Eventually, I have to leave to meet Kim and go to the egg-breaking show. Lally and I exchange all sorts of contact information and plan to do lunch or dinner or whatever before she goes home. "You really ought to come to Melbourne," she tells me, "You would love it." It's always been on my to-do list, I tell her. We part ways on 9th Street. "This is so funny," she says, "I feel like I have a new friend."
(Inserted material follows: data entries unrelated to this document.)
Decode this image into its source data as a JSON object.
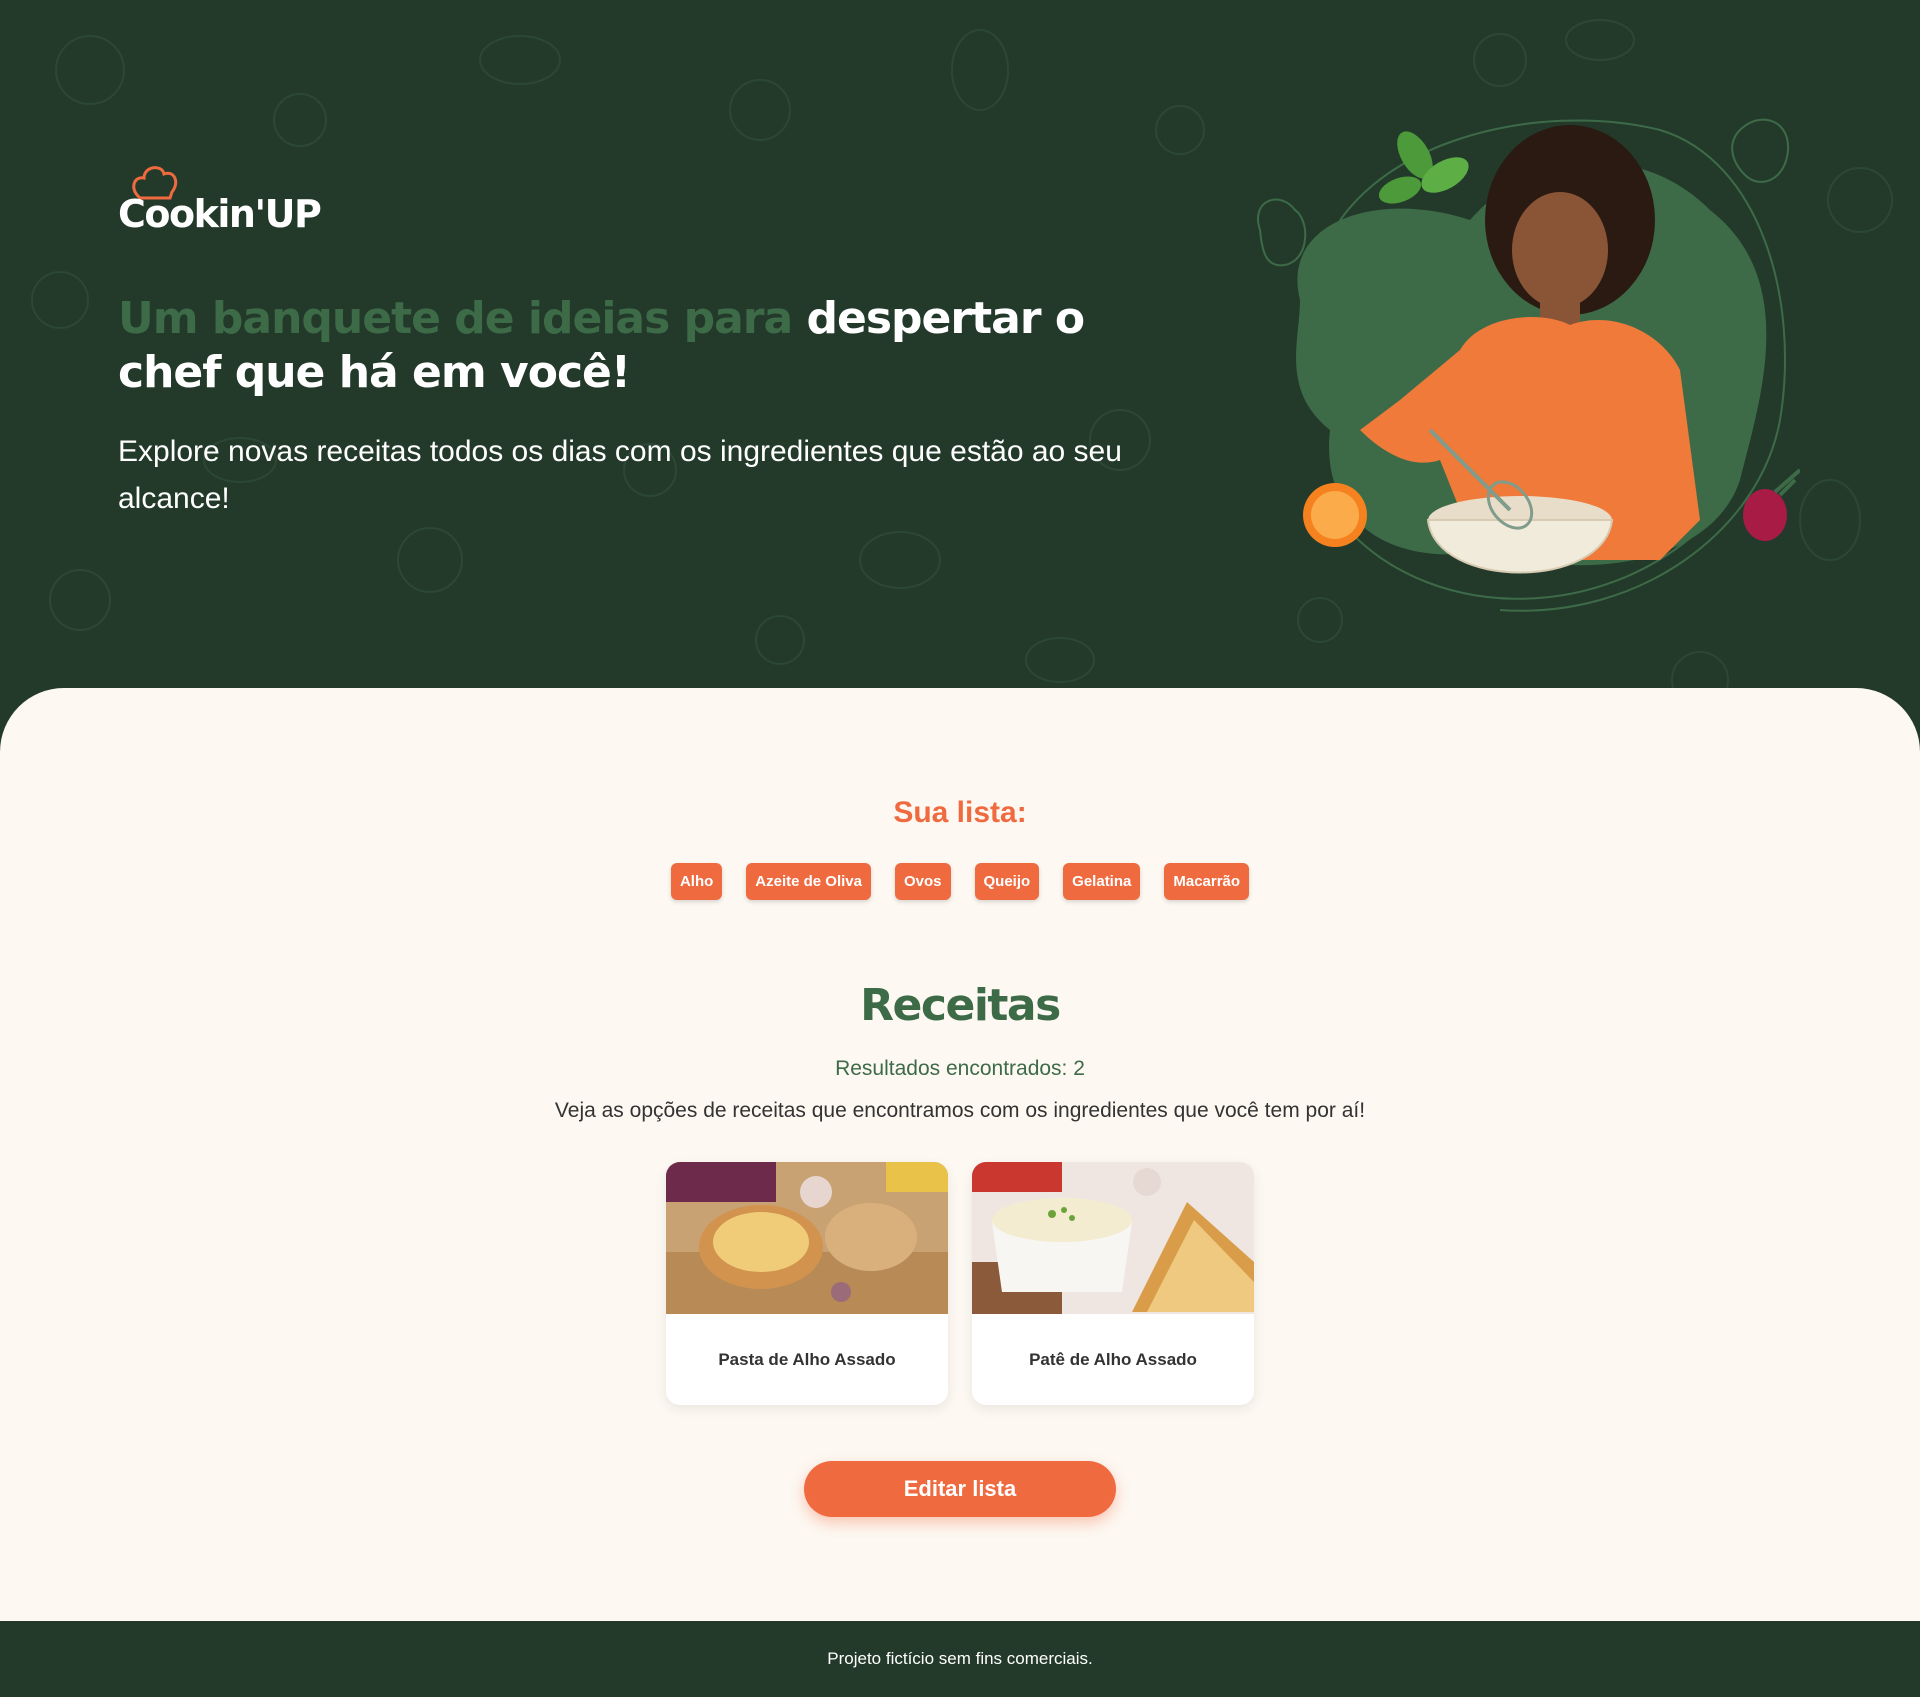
{
  "brand": {
    "logo_text": "Cookin'UP",
    "colors": {
      "dark_green": "#233a2b",
      "green": "#3d6b48",
      "orange": "#f06a3f",
      "cream": "#fdf8f2"
    }
  },
  "hero": {
    "headline_accent": "Um banquete de ideias para",
    "headline_rest": "despertar o chef que há em você!",
    "subtitle": "Explore novas receitas todos os dias com os ingredientes que estão ao seu alcance!",
    "illustration_icon": "woman-cooking-illustration"
  },
  "list": {
    "title": "Sua lista:",
    "ingredients": [
      "Alho",
      "Azeite de Oliva",
      "Ovos",
      "Queijo",
      "Gelatina",
      "Macarrão"
    ]
  },
  "recipes": {
    "title": "Receitas",
    "results": "Resultados encontrados: 2",
    "description": "Veja as opções de receitas que encontramos com os ingredientes que você tem por aí!",
    "cards": [
      {
        "title": "Pasta de Alho Assado",
        "image_icon": "garlic-paste-photo"
      },
      {
        "title": "Patê de Alho Assado",
        "image_icon": "garlic-pate-photo"
      }
    ]
  },
  "edit_button": "Editar lista",
  "footer": {
    "text": "Projeto fictício sem fins comerciais."
  }
}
Ok, so besides the fact that I've just befriended the playwright, you all should go see The Eisteddfod. First of all, you know that I can't be friends with someone if I don't really respect their work. But also, the direction is superb, the visual design is striking and spare, the lighting is used creatively to perfect effect, the soundscape is unnervingly haunting, and the acting is phenomenal. The cast of two, Jessamy and Luke--it's impossible to take your eyes off them. She evokes such a wounded vulnerability with this character, it was surreal to be discussing silliness and shoe-shopping with her only an hour later. And he is an absolute chameleon, shifting with seeming effortlessness from puppy-dog passiveness to abject humiliation to raw masculine command. The theater company is Stuck Pigs Squealing. They have six more shows during the festival, then are remaining in NYC for an August 31-September 10 run at Ontological-Hysteric Theatre.